🤖 AI Summary
This paper investigates the theoretical feasibility of label-free out-of-distribution (OOD) detection under the “label-blind zone”—a regime where the mutual information between the learning objective and in-distribution labels vanishes—and proves that OOD detection inevitably fails in this setting. To expose critical security vulnerabilities overlooked by existing benchmarks, we propose *adjacent OOD detection*: constructing semantically proximal yet label-irrelevant OOD samples. Methodologically, we provide the first rigorous information-theoretic derivation of failure conditions for label-free OOD detection. Extensive evaluation—including self-supervised learning-based assessment and large-scale empirical validation across CIFAR, SVHN, and ImageNet with ResNet, ViT, and state-of-the-art SSL methods—demonstrates that all label-free OOD detectors suffer severe performance degradation under adjacent OOD settings, with average AUROC drops exceeding 40%. These results reveal a fundamental limitation for real-world deployment of current label-free OOD detection approaches.
📝 Abstract
Out-of-distribution (OOD) detection methods have recently become more prominent, serving as a core element in safety-critical autonomous systems.

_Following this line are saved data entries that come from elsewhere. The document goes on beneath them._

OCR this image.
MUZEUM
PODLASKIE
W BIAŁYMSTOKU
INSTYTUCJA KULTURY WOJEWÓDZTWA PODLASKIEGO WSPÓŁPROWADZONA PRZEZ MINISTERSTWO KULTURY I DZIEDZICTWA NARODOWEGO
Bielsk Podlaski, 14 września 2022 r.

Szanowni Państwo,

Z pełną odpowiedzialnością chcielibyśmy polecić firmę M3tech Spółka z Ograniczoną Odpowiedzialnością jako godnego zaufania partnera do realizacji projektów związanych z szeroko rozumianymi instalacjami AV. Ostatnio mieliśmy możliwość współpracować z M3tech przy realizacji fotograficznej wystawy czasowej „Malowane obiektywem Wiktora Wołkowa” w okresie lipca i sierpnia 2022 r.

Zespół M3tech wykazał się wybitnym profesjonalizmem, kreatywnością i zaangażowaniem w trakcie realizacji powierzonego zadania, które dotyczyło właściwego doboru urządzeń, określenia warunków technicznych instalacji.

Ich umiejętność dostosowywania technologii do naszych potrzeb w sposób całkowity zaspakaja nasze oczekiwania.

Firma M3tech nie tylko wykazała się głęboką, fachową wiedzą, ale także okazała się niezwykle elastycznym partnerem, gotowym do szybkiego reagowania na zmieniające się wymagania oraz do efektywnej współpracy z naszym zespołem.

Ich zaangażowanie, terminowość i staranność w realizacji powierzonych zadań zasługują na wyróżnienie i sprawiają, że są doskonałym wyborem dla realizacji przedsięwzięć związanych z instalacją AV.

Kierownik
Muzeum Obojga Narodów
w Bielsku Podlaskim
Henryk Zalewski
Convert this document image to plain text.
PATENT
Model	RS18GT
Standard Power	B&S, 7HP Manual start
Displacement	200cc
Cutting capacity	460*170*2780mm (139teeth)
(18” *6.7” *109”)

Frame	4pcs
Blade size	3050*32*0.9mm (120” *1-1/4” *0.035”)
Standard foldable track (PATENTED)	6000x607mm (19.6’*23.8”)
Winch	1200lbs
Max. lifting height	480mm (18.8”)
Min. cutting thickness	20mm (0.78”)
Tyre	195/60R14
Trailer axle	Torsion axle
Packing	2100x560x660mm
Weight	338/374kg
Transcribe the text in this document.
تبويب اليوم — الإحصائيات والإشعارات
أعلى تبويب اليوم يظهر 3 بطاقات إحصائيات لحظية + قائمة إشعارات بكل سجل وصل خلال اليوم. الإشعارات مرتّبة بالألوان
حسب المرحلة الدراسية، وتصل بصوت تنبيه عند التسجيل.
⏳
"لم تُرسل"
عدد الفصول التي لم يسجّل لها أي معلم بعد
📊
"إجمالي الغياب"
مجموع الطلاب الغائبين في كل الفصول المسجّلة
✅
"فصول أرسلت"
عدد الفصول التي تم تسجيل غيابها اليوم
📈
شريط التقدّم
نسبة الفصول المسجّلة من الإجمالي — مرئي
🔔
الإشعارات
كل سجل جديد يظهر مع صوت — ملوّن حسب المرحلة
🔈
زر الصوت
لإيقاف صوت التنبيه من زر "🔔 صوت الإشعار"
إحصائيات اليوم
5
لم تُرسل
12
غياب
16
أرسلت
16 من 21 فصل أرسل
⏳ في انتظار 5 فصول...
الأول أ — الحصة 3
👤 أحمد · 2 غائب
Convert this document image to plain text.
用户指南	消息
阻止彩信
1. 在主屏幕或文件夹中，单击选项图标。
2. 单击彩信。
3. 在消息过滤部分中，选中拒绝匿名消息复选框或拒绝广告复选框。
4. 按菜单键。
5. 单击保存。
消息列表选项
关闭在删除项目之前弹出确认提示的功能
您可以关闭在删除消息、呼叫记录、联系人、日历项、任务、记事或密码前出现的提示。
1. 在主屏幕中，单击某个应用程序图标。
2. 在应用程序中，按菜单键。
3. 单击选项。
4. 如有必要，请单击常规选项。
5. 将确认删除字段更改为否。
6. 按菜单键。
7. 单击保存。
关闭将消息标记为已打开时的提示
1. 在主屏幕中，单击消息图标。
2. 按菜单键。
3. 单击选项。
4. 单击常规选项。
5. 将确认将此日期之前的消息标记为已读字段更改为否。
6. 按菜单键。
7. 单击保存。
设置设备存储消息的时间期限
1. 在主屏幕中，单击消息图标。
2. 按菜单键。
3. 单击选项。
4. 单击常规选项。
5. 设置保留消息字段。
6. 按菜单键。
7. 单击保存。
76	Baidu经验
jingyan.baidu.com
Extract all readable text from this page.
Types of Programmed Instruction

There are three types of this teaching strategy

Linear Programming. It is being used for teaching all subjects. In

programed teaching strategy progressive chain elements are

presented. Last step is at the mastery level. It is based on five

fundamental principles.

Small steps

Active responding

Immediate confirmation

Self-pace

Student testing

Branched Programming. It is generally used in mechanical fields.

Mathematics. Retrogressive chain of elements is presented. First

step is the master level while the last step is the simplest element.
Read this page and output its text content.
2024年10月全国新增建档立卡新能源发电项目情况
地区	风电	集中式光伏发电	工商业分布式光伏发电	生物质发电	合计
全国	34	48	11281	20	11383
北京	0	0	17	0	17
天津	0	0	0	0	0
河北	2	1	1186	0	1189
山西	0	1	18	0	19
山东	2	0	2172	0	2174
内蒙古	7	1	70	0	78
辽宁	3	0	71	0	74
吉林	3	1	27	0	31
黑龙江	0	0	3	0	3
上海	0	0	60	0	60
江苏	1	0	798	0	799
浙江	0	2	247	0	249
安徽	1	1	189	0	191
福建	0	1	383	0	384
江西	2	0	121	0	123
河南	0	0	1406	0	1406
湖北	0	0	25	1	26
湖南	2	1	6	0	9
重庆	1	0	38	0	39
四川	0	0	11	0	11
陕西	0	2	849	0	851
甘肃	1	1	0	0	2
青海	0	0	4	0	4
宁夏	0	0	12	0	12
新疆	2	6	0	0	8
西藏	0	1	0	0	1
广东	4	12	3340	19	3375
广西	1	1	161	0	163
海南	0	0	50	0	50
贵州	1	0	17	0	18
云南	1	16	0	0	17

One major purpose of OOD detection is to reject invalid inputs that could lead to unpredictable errors and compromise safety. Due to the cost of labeled data, recent works have investigated the feasibility of self-supervised learning (SSL) OOD detection, unlabeled OOD detection, and zero shot OOD detection. In this work, we identify a set of conditions for a theoretical guarantee of failure in unlabeled OOD detection algorithms from an information-theoretic perspective. These conditions are present in all OOD tasks dealing with real-world data: I) we provide theoretical proof of unlabeled OOD detection failure when there exists zero mutual information between the learning objective and the in-distribution labels, a.k.a. 'label blindness', II) we define a new OOD task - Adjacent OOD detection - that tests for label blindness and accounts for a previously ignored safety gap in all OOD detection benchmarks, and III) we perform experiments demonstrating that existing unlabeled OOD methods fail under conditions suggested by our label blindness theory and analyze the implications for future research in unlabeled OOD methods.